“Light in August” (1932) is set in the American South during the era of racial segregation and is focused chiefly on a protagonist named Joe Christmas. A man of black and white ancestry, Joe feels alienated from African-Americans as much as he does from white Americans, and he extends his brooding hostility toward both. Critics have attached religious significance to this character. He might be a Christ-symbol, but he could as easily be an anti-Christ-symbol. He is definitely a thug. In the opening of the second chapter, he makes his first appearance: ‘He did not look like a professional hobo in his professional rags, but there was something definitely rootless about him, as though no town nor city was his, no street, no walls, no square of earth his home.’
The epic novel’s plot is multifaceted and includes a large number of major and minor characters, but the dominant presence is Joe Christmas.

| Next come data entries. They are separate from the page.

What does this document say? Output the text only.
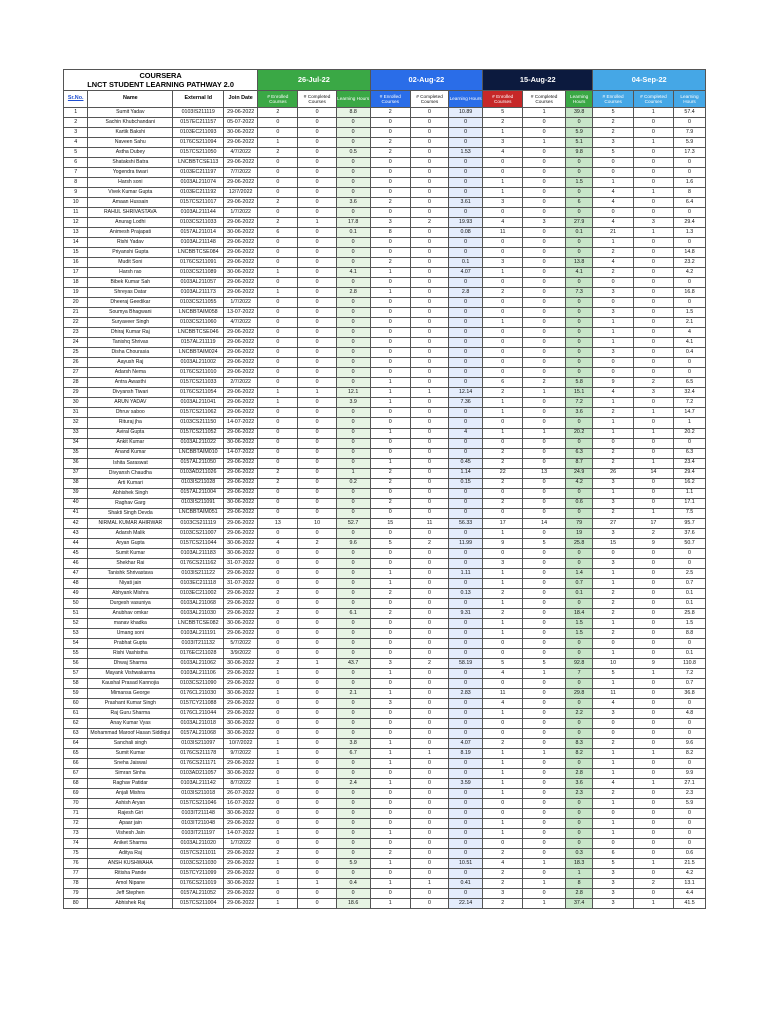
COURSERA
LNCT STUDENT LEARNING PATHWAY 2.0				26-Jul-22			02-Aug-22			15-Aug-22			04-Sep-22		
Sr.No.	Name	External Id	Join Date	# Enrolled Courses	# Completed Courses	Learning Hours	# Enrolled Courses	# Completed Courses	Learning Hours	# Enrolled Courses	# Completed Courses	Learning Hours	# Enrolled Courses	# Completed Courses	Learning Hours
1	Sumit Yadav	0103IS211119	29-06-2022	2	0	8.8	2	0	10.89	5	1	39.8	5	1	57.4
2	Sachin Khubchandani	0157EC211157	05-07-2022	0	0	0	0	0	0	2	0	0	2	0	0
3	Kartik Bakshi	0103EC211093	30-06-2022	0	0	0	0	0	0	1	0	5.9	2	0	7.9
4	Naveen Sahu	0176CS211094	29-06-2022	1	0	0	2	0	0	3	1	5.1	3	1	5.9
5	Astha Dubey	0157CS211050	4/7/2022	2	0	0.5	2	0	1.53	4	0	9.8	5	0	17.3
6	Shatakshi Batra	LNCBBTCSE113	29-06-2022	0	0	0	0	0	0	0	0	0	0	0	0
7	Yogendra tiwari	0103EC211197	7/7/2022	0	0	0	0	0	0	0	0	0	0	0	0
8	Harsh soni	0103AL211074	29-06-2022	0	0	0	0	0	0	1	0	1.5	1	0	1.6
9	Vivek Kumar Gupta	0103EC211192	12/7/2022	0	0	0	0	0	0	1	0	0	4	1	8
10	Amaan Hussain	0157CS211017	29-06-2022	2	0	3.6	2	0	3.61	3	0	6	4	0	6.4
11	RAHUL SHRIVASTAVA	0103AL211144	1/7/2022	0	0	0	0	0	0	0	0	0	0	0	0
12	Anurag Lodhi	0103CS211033	29-06-2022	2	1	17.8	3	2	19.93	4	3	27.9	4	3	29.4
13	Animesh Prajapati	0157AL211014	30-06-2022	6	0	0.1	8	0	0.08	11	0	0.1	21	1	1.3
14	Rishi Yadav	0103AL211148	29-06-2022	0	0	0	0	0	0	0	0	0	1	0	0
15	Priyanshi Gupta	LNCBBTCSE084	29-06-2022	0	0	0	0	0	0	0	0	0	2	0	14.8
16	Mudit Soni	0176CS211091	29-06-2022	0	0	0	2	0	0.1	3	0	13.8	4	0	23.2
17	Harsh rao	0103CS211089	30-06-2022	1	0	4.1	1	0	4.07	1	0	4.1	2	0	4.2
18	Bibek Kumar Sah	0103AL211057	29-06-2022	0	0	0	0	0	0	0	0	0	0	0	0
19	Shreyas Datar	0103AL211173	29-06-2022	1	0	2.8	1	0	2.8	2	0	7.3	3	0	16.8
20	Dheeraj Geedikar	0103CS211055	1/7/2022	0	0	0	0	0	0	0	0	0	0	0	0
21	Soumya Bhagwani	LNCBBTAIM058	13-07-2022	0	0	0	0	0	0	0	0	0	3	0	1.5
22	Suryaveer Singh	0103CS211060	4/7/2022	0	0	0	0	0	0	1	0	0	1	0	2.1
23	Dhiraj Kumar Raj	LNCBBTCSE046	29-06-2022	0	0	0	0	0	0	0	0	0	1	0	4
24	Tanishq Shrivas	0157AL211119	29-06-2022	0	0	0	0	0	0	0	0	0	1	0	4.1
25	Disha Chourasia	LNCBBTAIM024	29-06-2022	0	0	0	0	0	0	0	0	0	3	0	0.4
26	Aayush Raj	0103AL211002	29-06-2022	0	0	0	0	0	0	0	0	0	0	0	0
27	Adarsh Nema	0176CS211010	29-06-2022	0	0	0	0	0	0	0	0	0	0	0	0
28	Antra Awasthi	0157CS211033	2/7/2022	0	0	0	1	0	0	6	2	5.8	9	2	6.5
29	Divyansh Tiwari	0176CS211054	29-06-2022	1	1	12.1	1	1	12.14	2	1	15.1	4	3	32.4
30	ARUN YADAV	0103AL211041	29-06-2022	1	0	3.9	1	0	7.36	1	0	7.2	1	0	7.2
31	Dhruv saboo	0157CS211062	29-06-2022	0	0	0	0	0	0	1	0	3.6	2	1	14.7
32	Rituraj jha	0103CS211150	14-07-2022	0	0	0	0	0	0	0	0	0	1	0	1
33	Aviral Gupta	0157CS211052	29-06-2022	0	0	0	1	0	4	1	1	20.2	1	1	20.2
34	Ankit Kumar	0103AL211022	30-06-2022	0	0	0	0	0	0	0	0	0	0	0	0
35	Anand Kumar	LNCBBTAIM010	14-07-2022	0	0	0	0	0	0	2	0	6.3	2	0	6.3
36	Ishita Saraswat	0157AL211050	29-06-2022	0	0	0	1	0	0.45	2	0	8.7	2	1	23.4
37	Divyansh Chaudha	0103AD211026	29-06-2022	2	0	1	2	0	1.14	22	13	24.9	26	14	29.4
38	Arti Kumari	0103IS211028	29-06-2022	2	0	0.2	2	0	0.15	2	0	4.2	3	0	16.2
39	Abhishek Singh	0157AL211004	29-06-2022	0	0	0	0	0	0	0	0	0	1	0	1.1
40	Raghav Garg	0103IS211091	30-06-2022	0	0	0	2	0	0	2	0	0.6	3	0	17.1
41	Shakti Singh Devda	LNCBBTAIM051	29-06-2022	0	0	0	0	0	0	0	0	0	2	1	7.5
42	NIRMAL KUMAR AHIRWAR	0103CS211119	29-06-2022	13	10	52.7	15	11	56.33	17	14	79	27	17	95.7
43	Adarsh Malik	0103CS211007	29-06-2022	0	0	0	0	0	0	1	0	19	3	2	37.6
44	Aryan Gupta	0157CS211044	30-06-2022	4	2	9.6	5	2	11.99	9	5	25.8	15	9	50.7
45	Sumit Kumar	0103AL211183	30-06-2022	0	0	0	0	0	0	0	0	0	0	0	0
46	Shekhar Rai	0176CS211162	31-07-2022	0	0	0	0	0	0	3	0	0	3	0	0
47	Tanishk Shrivastava	0103IS211122	29-06-2022	0	0	0	1	0	1.11	1	0	1.4	1	0	2.5
48	Niyati jain	0103EC211118	31-07-2022	0	0	0	1	0	0	1	0	0.7	1	0	0.7
49	Abhyank Mishra	0103EC211002	29-06-2022	2	0	0	2	0	0.13	2	0	0.1	2	0	0.1
50	Durgesh vasuniya	0103AL211068	29-06-2022	0	0	0	0	0	0	1	0	0	2	0	0.1
51	Anubhav omkar	0103AL211030	29-06-2022	2	0	6.1	2	0	9.31	2	0	18.4	2	0	25.8
52	manav khadka	LNCBBTCSE082	30-06-2022	0	0	0	0	0	0	1	0	1.5	1	0	1.5
53	Umang soni	0103AL211191	29-06-2022	0	0	0	0	0	0	1	0	1.5	2	0	8.8
54	Prabhat Gupta	0103IT211132	5/7/2022	0	0	0	0	0	0	0	0	0	0	0	0
55	Rishi Vashistha	0176EC211028	3/9/2022	0	0	0	0	0	0	0	0	0	1	0	0.1
56	Dhwaj Sharma	0103AL211062	30-06-2022	2	1	43.7	3	2	58.19	5	5	92.8	10	9	110.8
57	Mayank Vishwakarma	0103AL211106	29-06-2022	1	0	0	1	0	0	4	1	7	5	1	7.2
58	Kaushal Prasad Kannojia	0103CS211090	29-06-2022	0	0	0	0	0	0	0	0	0	1	0	0.7
59	Mimansa George	0176CL211030	30-06-2022	1	0	2.1	1	0	2.83	11	0	29.8	11	0	36.8
60	Prashant Kumar Singh	0157CY211088	29-06-2022	0	0	0	3	0	0	4	0	0	4	0	0
61	Raj Guru Sharma	0176CL211044	29-06-2022	0	0	0	0	0	0	1	0	2.2	3	0	4.8
62	Anay Kumar Vyas	0103AL211018	30-06-2022	0	0	0	0	0	0	0	0	0	0	0	0
63	Mohammad Maroof Hasan Siddiqui	0157AL211068	30-06-2022	0	0	0	0	0	0	0	0	0	0	0	0
64	Sanchali singh	0103IS211097	10/7/2022	1	0	3.8	1	0	4.07	2	0	8.3	2	0	9.6
65	Sumit Kumar	0176CS211178	9/7/2022	1	0	6.7	1	1	8.19	1	1	8.2	1	1	8.2
66	Sneha Jaiswal	0176CS211171	29-06-2022	1	0	0	1	0	0	1	0	0	1	0	0
67	Simran Sinha	0103AD211057	30-06-2022	0	0	0	0	0	0	1	0	2.8	1	0	9.9
68	Raghav Patidar	0103AL211142	8/7/2022	1	0	2.4	1	0	3.59	1	0	3.6	4	1	27.1
69	Anjali Mishra	0103IS211018	26-07-2022	0	0	0	0	0	0	1	0	2.3	2	0	2.3
70	Ashish Aryan	0157CS211046	16-07-2022	0	0	0	0	0	0	0	0	0	1	0	5.9
71	Rajesh Giri	0103IT211148	30-06-2022	0	0	0	0	0	0	0	0	0	0	0	0
72	Apaar jain	0103IT211048	29-06-2022	0	0	0	0	0	0	1	0	0	1	0	0
73	Vishesh Jain	0103IT211197	14-07-2022	1	0	0	1	0	0	1	0	0	1	0	0
74	Aniket Sharma	0103AL211020	1/7/2022	0	0	0	0	0	0	0	0	0	0	0	0
75	Aditya Raj	0157CS211011	29-06-2022	2	0	0	2	0	0	2	0	0.3	6	0	0.6
76	ANSH KUSHWAHA	0103CS211030	29-06-2022	1	0	5.9	1	0	10.51	4	1	18.3	5	1	21.5
77	Ritisha Pande	0157CY211099	29-06-2022	0	0	0	0	0	0	2	0	1	3	0	4.2
78	Amol Nipane	0176CS211019	30-06-2022	1	1	0.4	1	1	0.41	2	1	8	3	2	13.1
79	Jeff Stephen	0157AL211052	29-06-2022	0	0	0	0	0	0	3	0	2.8	3	0	4.4
80	Abhishek Raj	0157CS211004	29-06-2022	1	0	18.6	1	0	22.14	2	1	37.4	3	1	41.5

He is suspected of having murdered a woman named Joanna Burden. The victim is a despised descendant of Northern abolitionists and had lived alone in a manor outside the town of Jefferson, Mississippi. Prior to the murder, Joe and a criminal colleague had moved into a cabin outside Joanna’s house, and eventually she and Joe had become lovers. When Joanna is finally found murdered, Joe becomes the primary suspect. The manhunt that follows is intensified when the citizens of Jefferson learn that the suspect is black, if only partly so.
Joe Christmas is as enigmatic as he is memorable and he cannot be easily encapsulated. The racial component is only part of the equation. Equally important are his conflicts with women. He associates womankind with Sunday and with church, and also with gentleness and kindness ‘which he believed himself doomed to be forever victim of and which he hated worse than he did the hard and ruthless justice of men’. But this revolt against femininity suffers a final and horrific defeat when Joe is killed by a fanatic vigilante near the novel’s end. The paragraph in which this shocking murder is described left me outraged but also awestruck.
Religious symbolism is present throughout the novel and not exclusively in relation to Joe. A pregnant woman named Lena Grove and a woodworker named Byron Bunch seem to be patterned—loosely of course—after Mary and Joseph of the Bible. In any case these two characters convincingly epitomize, for me, male and female decency. Lena Grove is searching for a scoundrel named Lucas Burch who abandoned her after he learned of her pregnancy. In the course of her search, she meets Byron; the good man with whom she will undoubtedly settle. He helps her and cares for her, but holds back—shyly, exasperatingly—from declaring his love for her.
William Faulkner produced a sizable amount of deservedly celebrated fiction. But nothing can top “Light in August”. Had he written nothing else, I would still consider him one of the greatest novelists ever.